Egypt clashes between Muslim and Copts calmed, witnesses say violence into night

1/10/2011

CAIRO: Aswan’s governor denied the burning of a church in Edfu, in southern Egypt, on Friday and said there was no attack on the church since there is no church “but a Christian guest house,” adding that the situation has calmed and the clashes stopped.

Governor Mostafa el-Said told Channel One, Egypt’s national TV channel, late on Friday that reports stating violence against a church in the city were “wrong.”

Eyewitnesses, however, have reported that a number of Muslim men surrounded church and set fire to parts of it, then moved to Coptic houses in the area, where they set fire to buildings and vandalized a grocery store.

They added that violence continued into the night, with the men using gas containers to set a residential home on fire, while another reported that one of the Muslims said “we don’t want Copts in our town.”

Eyewitnesses have confirmed that some men tried to stop the fire trucks from reaching the burning buildings, which contributed to financial damages for the city.

El-Said said that the clashes erupted after construction was taking place at the guest house with “the intention of turning it into a church which provoked the Muslims.”

He added that the Copts had permission to build on the guest house for 9 meters only, but they exceeded that and increased the building by 13 meters.

He said the Muslims “got angry” and the Copts admitted to the wrongdoing and promised to remove the extra floors, but there was a delay in the removal “which made a local Islamic clerk mobilize young men and head there to remove it themselves.”

Clashes between the Muslim majority and Coptic Christians over building new churches or expanding existing ones is not new, and several incidents of violence have erupted over similar situations across the country.

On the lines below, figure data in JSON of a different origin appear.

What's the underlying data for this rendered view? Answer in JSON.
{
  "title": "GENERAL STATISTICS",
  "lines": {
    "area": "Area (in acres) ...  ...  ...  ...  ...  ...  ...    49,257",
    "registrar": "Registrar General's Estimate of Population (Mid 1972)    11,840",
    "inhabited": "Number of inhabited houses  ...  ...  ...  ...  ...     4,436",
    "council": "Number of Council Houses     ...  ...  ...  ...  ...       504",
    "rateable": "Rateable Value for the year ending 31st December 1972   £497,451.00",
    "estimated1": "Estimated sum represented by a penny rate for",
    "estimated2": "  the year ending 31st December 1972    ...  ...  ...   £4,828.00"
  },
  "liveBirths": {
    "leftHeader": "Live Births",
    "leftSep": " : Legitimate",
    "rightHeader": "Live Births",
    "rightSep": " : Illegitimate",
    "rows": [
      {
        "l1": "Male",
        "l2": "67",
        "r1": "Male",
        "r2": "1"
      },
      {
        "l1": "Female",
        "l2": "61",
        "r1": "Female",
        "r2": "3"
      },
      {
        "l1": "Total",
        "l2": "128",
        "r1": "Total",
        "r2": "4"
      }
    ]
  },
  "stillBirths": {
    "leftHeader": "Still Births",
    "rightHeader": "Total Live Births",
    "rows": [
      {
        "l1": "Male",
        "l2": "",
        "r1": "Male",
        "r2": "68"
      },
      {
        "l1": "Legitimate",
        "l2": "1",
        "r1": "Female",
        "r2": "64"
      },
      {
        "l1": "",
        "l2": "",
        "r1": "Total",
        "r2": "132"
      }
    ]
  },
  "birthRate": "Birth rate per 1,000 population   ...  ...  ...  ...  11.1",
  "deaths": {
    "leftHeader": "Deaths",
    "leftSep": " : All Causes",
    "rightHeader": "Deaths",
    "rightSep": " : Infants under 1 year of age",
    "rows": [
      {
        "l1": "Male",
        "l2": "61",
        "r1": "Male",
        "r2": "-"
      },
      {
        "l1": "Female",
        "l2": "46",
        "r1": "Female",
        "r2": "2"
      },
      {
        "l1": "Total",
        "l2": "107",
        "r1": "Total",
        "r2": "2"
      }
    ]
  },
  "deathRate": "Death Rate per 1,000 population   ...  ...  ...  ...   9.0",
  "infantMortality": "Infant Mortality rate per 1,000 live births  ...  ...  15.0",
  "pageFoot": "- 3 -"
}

Many activists and observers have been calling on the government to issue a unified house of worship law that forces both Muslims and Copts to follow the same regulations.

Many Copts have complained that Muslims can build a mosque anywhere, but Copts are forced to go through a long and difficult process of red tape that does not always give them the right to build.

On June 1, the Egyptian Cabinet approved the unified house of worship building law, which gives governors the power to approve any building, reconstruction or renovation. The old regulations only allowed the head of the state, then-President Hosni Mubarak, to approve the buildings.

The decision has to be taken within three months of application.

The new law says there should be 1,000 meters between a mosque and a church for “security reasons.”